LEQEMBI is now available for patients with mild cognitive impairment (MCI) or mild dementia, collectively referred to as early AD, the population in which treatment was initiated in clinical trials.

LEQEMBI selectively binds to both soluble Aβ aggregates (protofibrils) and insoluble Aβ aggregates (fibrils), which are major components of Aβ plaques. This binding reduces both Aβ protofibrils and Aβ plaques in the brain. LEQEMBI is the first approved treatment demonstrated to reduce the rate of disease progression and slow cognitive and functional decline through this mechanism. Hong Kong joins the U.S., Japan, China, and South Korea in approving LEQEMBI.

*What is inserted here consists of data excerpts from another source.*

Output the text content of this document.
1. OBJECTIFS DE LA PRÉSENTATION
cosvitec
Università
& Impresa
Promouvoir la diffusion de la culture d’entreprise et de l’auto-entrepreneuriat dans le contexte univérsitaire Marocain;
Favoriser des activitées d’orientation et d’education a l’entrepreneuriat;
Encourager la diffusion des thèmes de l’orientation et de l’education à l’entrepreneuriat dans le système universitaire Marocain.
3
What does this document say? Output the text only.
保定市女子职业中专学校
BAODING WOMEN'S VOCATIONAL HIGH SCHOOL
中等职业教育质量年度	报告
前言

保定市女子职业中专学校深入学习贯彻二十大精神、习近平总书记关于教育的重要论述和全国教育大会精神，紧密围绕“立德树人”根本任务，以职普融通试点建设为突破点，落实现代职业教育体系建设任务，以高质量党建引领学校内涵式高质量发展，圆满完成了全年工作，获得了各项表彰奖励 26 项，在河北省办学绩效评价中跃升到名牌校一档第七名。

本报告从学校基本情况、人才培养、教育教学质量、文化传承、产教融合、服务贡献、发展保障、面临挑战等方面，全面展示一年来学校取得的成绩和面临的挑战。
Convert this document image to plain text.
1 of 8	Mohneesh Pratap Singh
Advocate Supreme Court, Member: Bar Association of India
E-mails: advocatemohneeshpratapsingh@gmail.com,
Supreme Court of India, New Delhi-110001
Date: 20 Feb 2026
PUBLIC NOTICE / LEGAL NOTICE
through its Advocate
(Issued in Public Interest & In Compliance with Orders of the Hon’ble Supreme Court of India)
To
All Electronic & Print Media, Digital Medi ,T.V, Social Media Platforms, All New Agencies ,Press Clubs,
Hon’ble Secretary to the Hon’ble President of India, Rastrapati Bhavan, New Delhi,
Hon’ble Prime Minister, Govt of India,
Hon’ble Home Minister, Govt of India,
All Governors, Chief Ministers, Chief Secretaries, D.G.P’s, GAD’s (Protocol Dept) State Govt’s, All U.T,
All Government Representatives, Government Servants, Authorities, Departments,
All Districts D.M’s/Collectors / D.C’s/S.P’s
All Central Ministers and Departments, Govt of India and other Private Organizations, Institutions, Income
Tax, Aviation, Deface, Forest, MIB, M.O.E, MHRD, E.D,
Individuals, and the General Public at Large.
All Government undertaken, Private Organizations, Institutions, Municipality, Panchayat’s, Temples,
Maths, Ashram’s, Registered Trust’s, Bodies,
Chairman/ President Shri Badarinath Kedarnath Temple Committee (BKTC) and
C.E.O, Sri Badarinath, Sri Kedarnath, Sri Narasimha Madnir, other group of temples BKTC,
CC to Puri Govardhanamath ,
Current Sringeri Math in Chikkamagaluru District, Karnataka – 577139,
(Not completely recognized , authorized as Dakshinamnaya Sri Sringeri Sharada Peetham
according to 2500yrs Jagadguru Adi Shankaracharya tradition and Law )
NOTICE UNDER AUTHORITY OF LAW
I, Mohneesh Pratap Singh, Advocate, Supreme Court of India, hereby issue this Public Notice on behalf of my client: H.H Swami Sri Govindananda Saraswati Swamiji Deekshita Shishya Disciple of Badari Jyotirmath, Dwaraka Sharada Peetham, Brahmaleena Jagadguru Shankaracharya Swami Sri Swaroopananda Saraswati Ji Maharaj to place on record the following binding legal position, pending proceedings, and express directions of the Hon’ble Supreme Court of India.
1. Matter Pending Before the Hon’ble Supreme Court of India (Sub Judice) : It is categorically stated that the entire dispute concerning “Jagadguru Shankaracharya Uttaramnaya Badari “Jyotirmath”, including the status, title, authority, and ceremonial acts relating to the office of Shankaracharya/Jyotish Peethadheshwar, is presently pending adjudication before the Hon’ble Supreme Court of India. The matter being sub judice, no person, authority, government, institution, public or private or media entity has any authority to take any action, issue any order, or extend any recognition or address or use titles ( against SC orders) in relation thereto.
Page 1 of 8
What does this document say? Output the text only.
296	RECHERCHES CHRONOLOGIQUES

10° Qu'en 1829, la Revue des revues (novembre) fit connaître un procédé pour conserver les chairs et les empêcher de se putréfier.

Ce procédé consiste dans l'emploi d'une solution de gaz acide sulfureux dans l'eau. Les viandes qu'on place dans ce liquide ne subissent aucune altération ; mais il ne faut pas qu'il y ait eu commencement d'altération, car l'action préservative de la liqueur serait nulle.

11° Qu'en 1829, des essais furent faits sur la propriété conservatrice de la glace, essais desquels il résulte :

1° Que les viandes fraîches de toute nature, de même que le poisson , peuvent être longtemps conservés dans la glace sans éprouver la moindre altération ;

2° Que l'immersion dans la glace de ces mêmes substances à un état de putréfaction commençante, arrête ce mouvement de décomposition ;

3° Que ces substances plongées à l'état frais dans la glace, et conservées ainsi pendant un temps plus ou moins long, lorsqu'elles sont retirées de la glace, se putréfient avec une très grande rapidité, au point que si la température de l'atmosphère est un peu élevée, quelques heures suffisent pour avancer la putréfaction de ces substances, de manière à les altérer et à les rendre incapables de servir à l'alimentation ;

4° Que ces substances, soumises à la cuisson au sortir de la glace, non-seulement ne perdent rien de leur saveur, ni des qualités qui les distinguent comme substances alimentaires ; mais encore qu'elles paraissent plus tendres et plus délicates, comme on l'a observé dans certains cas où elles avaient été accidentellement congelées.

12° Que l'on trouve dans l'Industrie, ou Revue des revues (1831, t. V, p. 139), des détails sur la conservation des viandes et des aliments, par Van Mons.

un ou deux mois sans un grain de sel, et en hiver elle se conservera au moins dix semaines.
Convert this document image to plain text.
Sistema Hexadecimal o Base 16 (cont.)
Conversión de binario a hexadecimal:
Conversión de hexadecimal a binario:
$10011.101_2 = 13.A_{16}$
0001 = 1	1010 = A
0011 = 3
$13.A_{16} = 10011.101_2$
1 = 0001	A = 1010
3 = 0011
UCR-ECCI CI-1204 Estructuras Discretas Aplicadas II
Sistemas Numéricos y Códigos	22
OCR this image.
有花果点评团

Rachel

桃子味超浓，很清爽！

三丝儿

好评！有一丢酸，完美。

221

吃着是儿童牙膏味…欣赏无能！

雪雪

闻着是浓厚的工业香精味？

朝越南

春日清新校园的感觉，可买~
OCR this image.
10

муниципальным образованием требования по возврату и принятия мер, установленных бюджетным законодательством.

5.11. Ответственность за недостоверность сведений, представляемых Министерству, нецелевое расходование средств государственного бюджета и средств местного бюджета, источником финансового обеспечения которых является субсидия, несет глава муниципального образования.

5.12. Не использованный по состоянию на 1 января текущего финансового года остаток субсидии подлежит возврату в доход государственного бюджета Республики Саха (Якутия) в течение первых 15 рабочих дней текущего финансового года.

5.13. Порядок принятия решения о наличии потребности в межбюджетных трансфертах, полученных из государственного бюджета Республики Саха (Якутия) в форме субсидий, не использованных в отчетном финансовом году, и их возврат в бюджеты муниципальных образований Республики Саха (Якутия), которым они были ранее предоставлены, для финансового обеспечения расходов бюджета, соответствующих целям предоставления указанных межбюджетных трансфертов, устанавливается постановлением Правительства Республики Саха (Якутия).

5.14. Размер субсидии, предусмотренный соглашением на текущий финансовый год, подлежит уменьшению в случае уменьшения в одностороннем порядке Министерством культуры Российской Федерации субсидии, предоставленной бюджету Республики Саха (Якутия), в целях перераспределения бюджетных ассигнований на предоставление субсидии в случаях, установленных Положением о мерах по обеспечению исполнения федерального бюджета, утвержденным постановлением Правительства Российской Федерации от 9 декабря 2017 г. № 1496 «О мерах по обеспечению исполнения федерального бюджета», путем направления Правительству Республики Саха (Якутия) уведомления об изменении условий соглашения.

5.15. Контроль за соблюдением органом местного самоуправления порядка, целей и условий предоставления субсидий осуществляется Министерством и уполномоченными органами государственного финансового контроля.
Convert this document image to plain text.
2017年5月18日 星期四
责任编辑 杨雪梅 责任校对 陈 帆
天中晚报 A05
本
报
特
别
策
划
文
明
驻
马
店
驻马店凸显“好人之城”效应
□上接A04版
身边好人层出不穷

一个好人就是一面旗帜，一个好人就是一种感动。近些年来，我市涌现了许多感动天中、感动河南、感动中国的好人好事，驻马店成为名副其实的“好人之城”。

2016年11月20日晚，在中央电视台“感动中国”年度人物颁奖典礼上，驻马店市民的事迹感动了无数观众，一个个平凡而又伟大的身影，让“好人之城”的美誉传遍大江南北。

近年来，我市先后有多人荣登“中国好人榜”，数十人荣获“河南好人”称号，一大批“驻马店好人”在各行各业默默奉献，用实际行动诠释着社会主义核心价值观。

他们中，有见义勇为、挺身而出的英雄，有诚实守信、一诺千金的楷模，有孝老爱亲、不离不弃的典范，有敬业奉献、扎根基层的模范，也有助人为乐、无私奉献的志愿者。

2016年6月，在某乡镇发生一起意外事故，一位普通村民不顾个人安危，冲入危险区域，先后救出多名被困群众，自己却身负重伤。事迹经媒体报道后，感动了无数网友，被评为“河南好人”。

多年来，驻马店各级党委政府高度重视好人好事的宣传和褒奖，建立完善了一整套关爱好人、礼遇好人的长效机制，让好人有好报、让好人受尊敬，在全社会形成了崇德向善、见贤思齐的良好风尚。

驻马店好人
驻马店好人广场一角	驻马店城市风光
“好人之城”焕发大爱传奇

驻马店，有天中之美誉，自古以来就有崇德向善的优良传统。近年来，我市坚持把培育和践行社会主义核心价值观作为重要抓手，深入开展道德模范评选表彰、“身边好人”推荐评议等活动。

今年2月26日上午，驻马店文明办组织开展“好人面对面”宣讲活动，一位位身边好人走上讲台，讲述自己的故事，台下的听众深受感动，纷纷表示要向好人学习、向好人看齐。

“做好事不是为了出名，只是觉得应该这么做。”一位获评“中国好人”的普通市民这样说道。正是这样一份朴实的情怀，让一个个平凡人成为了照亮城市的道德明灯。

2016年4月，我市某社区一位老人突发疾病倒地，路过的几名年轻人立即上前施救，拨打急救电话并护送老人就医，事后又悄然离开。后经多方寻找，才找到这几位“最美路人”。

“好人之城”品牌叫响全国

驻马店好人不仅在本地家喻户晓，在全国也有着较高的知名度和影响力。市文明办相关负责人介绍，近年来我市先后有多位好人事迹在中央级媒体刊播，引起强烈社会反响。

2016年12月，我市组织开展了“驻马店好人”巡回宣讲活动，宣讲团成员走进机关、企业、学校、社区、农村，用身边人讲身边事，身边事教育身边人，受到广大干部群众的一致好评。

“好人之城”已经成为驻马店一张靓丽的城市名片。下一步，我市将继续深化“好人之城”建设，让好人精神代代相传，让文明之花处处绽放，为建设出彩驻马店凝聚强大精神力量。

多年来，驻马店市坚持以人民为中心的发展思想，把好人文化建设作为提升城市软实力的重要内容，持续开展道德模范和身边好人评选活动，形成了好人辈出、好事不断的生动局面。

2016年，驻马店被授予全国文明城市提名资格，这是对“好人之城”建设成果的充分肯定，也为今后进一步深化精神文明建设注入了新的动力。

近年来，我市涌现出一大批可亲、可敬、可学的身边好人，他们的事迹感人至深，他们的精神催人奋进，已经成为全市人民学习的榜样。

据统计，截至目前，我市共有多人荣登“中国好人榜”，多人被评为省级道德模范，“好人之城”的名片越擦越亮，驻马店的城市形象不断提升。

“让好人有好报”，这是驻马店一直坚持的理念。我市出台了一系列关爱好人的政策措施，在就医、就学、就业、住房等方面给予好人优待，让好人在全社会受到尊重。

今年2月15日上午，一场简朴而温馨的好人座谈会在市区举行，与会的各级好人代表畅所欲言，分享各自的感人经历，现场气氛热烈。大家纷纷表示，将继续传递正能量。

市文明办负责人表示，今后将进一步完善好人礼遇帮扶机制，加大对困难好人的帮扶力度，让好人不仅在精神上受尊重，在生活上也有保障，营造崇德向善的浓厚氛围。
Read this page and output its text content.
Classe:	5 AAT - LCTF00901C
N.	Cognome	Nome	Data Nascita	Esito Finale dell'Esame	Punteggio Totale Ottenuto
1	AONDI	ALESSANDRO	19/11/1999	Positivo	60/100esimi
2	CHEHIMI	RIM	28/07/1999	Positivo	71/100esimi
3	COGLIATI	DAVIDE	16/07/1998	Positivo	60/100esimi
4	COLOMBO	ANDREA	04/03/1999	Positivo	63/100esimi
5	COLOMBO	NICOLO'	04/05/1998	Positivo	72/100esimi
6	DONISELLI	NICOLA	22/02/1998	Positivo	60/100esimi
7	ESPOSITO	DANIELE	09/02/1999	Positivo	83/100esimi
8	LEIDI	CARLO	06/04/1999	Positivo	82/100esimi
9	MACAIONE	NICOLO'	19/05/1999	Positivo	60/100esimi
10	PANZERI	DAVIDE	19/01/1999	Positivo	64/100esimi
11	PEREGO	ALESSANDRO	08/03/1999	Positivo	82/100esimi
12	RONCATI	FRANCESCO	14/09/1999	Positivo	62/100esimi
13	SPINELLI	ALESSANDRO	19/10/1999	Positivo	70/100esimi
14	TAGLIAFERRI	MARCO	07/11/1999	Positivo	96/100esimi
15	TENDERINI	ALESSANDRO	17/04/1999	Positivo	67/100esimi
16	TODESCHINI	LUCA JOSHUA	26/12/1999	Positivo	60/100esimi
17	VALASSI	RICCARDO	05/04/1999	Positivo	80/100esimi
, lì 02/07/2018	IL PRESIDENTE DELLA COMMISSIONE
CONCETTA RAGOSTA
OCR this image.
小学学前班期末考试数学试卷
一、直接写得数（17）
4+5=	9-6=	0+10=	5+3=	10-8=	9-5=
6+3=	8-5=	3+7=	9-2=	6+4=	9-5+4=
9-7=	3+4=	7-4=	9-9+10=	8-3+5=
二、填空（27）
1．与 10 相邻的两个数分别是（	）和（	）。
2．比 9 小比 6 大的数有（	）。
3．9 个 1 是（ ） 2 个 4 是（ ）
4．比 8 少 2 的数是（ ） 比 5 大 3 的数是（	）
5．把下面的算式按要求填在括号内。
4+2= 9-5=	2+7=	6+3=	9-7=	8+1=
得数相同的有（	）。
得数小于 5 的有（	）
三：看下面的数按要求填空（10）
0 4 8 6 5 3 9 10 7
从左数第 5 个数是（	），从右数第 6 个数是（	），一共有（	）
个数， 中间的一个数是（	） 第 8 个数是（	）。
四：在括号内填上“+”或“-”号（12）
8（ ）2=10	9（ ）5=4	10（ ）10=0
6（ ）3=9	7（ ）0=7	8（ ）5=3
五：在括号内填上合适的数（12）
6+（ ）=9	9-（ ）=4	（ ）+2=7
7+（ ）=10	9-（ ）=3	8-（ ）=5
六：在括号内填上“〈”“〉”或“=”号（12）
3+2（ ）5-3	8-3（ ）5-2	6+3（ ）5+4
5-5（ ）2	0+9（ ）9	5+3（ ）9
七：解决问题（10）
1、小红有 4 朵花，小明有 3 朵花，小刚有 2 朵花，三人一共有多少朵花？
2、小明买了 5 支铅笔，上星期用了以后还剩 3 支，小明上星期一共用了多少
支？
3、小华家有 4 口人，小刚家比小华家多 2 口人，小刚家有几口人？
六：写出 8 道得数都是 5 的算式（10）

The approval in Hong Kong is based on the results of the large global Phase 3 Clarity AD study, where LEQEMBI met its primary endpoint and all key secondary endpoints with statistically significant results. In Hong Kong, 9.3% of people aged 70 years and older live with dementia, increasing to 32% in those aged 85 years and older. Of those with dementia, 73.5% are reported to have Alzheimer's disease.

Eisai is leading the development and regulatory submissions for lecanemab globally, with both Eisai and Biogen co-commercializing and co-promoting the product. Eisai will distribute LEQEMBI in Hong Kong.